[dns-operations] First experiments with DNS dampening to fight amplification attacks
Michael Hoskins (michoski)
michoski at cisco.com
Fri Oct 26 21:50:19 UTC 2012
-----Original Message-----
From: "sthaug at nethelp.no" <sthaug at nethelp.no>
Date: Friday, October 26, 2012 5:10 PM
To: "dns-operations at mail.dns-oarc.net" <dns-operations at mail.dns-oarc.net>
Subject: Re: [dns-operations] First experiments with DNS dampening to
fight amplification attacks
>>> What we have failed to do as an industry is create sufficient
>>>incentives
>>> to make being a good net.citizen of higher benefit than the costs
>>> associated.
>>
>> Speak for yourself. We do have ethics.
>
>Ethics alone are woefully inadequate for combatting spam, DDoS attacks
>etc.
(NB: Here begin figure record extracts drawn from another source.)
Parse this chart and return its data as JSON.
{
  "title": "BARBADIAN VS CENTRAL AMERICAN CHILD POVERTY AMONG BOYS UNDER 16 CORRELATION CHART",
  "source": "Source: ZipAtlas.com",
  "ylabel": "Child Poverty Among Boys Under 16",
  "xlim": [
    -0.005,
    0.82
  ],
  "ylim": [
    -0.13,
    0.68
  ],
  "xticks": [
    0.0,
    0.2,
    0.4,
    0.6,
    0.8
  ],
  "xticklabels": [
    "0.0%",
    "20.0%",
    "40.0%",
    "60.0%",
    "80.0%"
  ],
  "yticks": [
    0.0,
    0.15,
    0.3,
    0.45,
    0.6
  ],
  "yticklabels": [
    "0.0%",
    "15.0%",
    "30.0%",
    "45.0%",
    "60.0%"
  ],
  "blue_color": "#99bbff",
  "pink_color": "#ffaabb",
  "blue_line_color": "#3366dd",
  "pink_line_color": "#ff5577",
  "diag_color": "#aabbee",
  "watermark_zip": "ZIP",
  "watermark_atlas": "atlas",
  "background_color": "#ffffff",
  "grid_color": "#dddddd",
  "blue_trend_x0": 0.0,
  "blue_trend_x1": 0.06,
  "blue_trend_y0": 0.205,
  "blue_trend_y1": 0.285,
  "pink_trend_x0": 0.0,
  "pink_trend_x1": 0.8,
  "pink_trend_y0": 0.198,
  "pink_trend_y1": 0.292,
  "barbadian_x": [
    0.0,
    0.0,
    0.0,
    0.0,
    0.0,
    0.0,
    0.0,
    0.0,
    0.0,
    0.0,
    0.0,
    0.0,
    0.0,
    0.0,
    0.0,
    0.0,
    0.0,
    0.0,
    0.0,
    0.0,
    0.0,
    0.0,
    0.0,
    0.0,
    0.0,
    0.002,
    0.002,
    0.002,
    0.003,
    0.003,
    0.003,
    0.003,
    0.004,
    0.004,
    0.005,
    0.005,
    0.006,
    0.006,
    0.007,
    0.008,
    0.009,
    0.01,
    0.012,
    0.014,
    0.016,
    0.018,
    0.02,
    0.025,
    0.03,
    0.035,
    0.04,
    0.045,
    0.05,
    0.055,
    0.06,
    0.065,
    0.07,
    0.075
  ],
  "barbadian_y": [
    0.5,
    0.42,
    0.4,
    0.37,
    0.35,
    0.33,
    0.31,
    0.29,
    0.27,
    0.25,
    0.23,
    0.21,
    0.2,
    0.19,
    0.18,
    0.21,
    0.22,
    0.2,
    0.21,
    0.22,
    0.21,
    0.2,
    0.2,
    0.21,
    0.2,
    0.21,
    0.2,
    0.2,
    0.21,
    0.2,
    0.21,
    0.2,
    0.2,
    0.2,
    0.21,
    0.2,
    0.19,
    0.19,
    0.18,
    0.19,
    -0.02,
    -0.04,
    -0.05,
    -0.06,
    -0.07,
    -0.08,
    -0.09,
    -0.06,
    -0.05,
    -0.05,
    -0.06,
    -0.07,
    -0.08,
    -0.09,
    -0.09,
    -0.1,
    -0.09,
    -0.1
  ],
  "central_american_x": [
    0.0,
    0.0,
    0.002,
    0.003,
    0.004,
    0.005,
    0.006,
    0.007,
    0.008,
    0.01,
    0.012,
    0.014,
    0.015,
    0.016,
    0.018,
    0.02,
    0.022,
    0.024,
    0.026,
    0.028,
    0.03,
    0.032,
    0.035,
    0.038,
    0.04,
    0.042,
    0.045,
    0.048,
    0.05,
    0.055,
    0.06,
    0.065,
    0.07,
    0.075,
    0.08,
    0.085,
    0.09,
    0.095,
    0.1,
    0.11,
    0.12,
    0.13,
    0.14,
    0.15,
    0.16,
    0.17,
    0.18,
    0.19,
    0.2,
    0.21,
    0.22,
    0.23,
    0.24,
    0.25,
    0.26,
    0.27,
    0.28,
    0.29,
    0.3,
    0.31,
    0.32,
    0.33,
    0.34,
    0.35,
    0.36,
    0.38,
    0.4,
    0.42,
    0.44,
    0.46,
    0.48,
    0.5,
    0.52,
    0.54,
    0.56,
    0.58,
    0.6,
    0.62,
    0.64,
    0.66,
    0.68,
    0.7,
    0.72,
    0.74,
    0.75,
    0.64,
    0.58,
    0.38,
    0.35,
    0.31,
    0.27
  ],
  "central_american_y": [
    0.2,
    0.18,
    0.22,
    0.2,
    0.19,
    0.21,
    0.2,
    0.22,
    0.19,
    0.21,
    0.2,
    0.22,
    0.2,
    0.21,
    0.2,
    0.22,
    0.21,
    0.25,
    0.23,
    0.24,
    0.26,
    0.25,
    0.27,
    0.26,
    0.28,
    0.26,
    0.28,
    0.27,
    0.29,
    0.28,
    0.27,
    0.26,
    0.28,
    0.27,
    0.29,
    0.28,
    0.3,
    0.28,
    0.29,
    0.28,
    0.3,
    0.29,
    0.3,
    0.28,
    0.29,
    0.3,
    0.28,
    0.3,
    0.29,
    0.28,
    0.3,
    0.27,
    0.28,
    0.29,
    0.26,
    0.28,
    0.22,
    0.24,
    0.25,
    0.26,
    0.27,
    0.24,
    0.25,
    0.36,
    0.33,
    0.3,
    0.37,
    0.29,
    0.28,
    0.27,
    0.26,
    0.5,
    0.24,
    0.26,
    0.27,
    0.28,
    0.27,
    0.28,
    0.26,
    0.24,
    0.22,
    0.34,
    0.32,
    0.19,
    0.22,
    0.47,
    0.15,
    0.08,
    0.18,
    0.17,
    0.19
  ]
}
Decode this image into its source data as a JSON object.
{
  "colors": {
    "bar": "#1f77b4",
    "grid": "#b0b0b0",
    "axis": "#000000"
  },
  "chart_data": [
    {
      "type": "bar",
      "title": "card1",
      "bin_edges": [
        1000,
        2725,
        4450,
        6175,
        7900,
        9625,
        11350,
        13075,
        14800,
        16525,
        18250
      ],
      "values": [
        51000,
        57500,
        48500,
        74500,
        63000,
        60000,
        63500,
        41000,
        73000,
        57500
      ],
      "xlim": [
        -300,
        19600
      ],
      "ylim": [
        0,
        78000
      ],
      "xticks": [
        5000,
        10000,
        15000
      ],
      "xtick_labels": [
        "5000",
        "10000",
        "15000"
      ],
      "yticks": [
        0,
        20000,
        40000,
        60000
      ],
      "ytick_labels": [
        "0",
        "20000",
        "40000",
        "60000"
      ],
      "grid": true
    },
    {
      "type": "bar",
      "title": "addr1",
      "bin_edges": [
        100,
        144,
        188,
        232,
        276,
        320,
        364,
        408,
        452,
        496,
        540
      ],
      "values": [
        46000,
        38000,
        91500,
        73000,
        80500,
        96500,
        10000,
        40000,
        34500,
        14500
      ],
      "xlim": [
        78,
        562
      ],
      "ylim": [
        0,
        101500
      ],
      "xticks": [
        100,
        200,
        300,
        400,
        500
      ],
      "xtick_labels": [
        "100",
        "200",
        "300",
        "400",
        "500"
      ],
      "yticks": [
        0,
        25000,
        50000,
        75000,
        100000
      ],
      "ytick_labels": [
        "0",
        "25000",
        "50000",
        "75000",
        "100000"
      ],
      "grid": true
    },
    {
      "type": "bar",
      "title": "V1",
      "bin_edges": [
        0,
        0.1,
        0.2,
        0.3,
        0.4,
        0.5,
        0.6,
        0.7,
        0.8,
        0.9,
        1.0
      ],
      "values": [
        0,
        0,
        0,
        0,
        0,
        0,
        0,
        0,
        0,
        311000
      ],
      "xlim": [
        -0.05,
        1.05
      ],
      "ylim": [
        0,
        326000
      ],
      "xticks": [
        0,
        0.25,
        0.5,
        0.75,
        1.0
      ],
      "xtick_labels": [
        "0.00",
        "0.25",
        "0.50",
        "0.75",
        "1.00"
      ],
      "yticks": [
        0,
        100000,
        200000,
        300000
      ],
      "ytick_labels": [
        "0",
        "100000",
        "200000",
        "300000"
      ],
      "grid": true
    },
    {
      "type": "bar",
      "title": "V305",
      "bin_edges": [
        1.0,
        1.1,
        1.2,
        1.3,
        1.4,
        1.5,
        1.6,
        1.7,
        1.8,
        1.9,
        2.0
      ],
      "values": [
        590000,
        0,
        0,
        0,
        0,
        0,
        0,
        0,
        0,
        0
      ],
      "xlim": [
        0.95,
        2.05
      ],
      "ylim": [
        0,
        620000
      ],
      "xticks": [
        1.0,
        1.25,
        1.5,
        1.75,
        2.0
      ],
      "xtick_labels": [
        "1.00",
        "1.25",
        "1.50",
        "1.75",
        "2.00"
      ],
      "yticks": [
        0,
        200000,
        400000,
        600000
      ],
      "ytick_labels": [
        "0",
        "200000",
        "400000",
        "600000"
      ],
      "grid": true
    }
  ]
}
I strongly agree that economic incentives are needed - and they
>simply don't exist today.
fair enough, but some company's ethics actually motivate them to spend
capital on engineering and supporting communities which can be used to
provide economic incentives not to waste time spamming or DDosing (or to
minimize the gain from such attempts for those who will no doubt continue
to try).
ironport historically did that through efforts like senderbase and spamcop
(which fed intelligence into appliances sold for cash while simultaneously
being useful as community tools), and i can say cisco is investing even
more capital into harnessing the cloud and big data to extend similarly
intelligent "reputation" based capabilities across their product line. in
the face of ipv6, such intelligence becomes more critical than ever.
no one is perfect, especially companies, and bureaucracy often moves
slower than we'd all prefer...but i sincerely don't believe there is an
evil plot to make the internet a bad place. if we keep pushing in the
right direction, the ball of progress will move no matter how slowly.
“Maybe everybody in the whole damn world's scared of each other.”